Marc et Claudia se retrouvent, après sept ans de séparation. « The flower is dead but the smell is still there » récite la restauratrice qui les reçoit, traduction du mandarin d’un proverbe ancien. C’est que Marc a encore Claudia dans la peau, quand bien même il est père de quatre enfants, le dernier ayant décoré son veston d’un petit dégueulis blanchâtre ; c’est que Claudia, de même, éprouve encore cet amour contrit pour Marc, au bout d’une relation qui n’a pas su trouver sa fin. Cette odeur, « the smell of the dead flower », prend toute la place dans L’amour est un dumpling.

Marc et Claudia n’avoueront pas, bien sûr, pas tout de suite, cette attirance tressée de nostalgie. Marc fait fortune dans les jingles et est sis à Saint-Lambert ; Claudia aime son Arnold, mannequin avec qui elle vit sur le Plateau-Mont-Royal.
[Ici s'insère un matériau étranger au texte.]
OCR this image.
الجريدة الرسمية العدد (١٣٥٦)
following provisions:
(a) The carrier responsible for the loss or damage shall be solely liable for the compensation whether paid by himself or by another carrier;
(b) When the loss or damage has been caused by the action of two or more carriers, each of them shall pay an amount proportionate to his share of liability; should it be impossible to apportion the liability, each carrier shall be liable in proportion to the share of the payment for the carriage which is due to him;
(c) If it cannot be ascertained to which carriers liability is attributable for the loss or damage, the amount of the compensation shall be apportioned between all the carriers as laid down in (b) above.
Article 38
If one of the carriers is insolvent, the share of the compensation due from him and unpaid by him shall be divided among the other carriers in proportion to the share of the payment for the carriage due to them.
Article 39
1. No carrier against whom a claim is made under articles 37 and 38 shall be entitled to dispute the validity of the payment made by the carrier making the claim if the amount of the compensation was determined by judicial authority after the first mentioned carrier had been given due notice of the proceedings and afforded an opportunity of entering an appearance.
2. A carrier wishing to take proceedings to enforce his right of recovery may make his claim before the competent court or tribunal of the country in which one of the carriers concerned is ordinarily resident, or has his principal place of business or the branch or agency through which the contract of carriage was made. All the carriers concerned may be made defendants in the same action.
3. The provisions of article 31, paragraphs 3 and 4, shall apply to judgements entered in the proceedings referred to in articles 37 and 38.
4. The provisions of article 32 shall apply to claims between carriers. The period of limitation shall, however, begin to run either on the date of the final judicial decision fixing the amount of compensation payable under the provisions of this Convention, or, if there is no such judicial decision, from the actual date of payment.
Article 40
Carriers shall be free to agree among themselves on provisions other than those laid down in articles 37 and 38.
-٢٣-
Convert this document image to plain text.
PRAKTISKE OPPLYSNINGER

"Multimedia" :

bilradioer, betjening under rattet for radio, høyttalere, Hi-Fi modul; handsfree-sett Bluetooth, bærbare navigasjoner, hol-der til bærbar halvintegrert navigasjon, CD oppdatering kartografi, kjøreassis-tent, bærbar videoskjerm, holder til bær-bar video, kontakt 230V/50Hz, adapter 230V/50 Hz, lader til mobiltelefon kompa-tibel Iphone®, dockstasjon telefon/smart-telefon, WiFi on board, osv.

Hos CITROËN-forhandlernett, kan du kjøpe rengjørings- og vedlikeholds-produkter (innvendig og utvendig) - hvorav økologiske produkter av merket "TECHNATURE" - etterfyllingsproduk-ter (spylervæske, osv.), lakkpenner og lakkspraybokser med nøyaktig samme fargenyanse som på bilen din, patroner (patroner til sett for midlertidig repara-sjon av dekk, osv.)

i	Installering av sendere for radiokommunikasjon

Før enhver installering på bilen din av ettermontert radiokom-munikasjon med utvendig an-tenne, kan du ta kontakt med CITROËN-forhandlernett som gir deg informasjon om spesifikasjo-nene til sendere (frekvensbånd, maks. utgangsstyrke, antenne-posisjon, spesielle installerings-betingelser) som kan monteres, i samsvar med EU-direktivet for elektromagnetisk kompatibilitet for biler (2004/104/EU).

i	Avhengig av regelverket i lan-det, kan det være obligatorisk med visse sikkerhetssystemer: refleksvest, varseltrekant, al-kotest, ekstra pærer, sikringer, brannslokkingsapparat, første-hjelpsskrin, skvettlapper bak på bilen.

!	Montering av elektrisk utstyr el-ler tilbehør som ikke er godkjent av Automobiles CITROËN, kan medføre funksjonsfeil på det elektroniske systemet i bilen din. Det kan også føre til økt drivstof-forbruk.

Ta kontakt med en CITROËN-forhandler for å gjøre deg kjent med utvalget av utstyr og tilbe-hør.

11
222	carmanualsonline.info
N’empêche, pour peu que Claudia quitte la pièce, Marc s’empare de son écharpe pour s’imprégner de son odeur. « Je l’ai sniffée », conviendra-t-il quand elle le découvrira avec le morceau de tissu. « Je l’ai sniffée et j’ai bandé. » Incertaine, Claudia laissera tomber : « Ben… merci ? » Toute leur relation possible se tient dans cette ambivalence.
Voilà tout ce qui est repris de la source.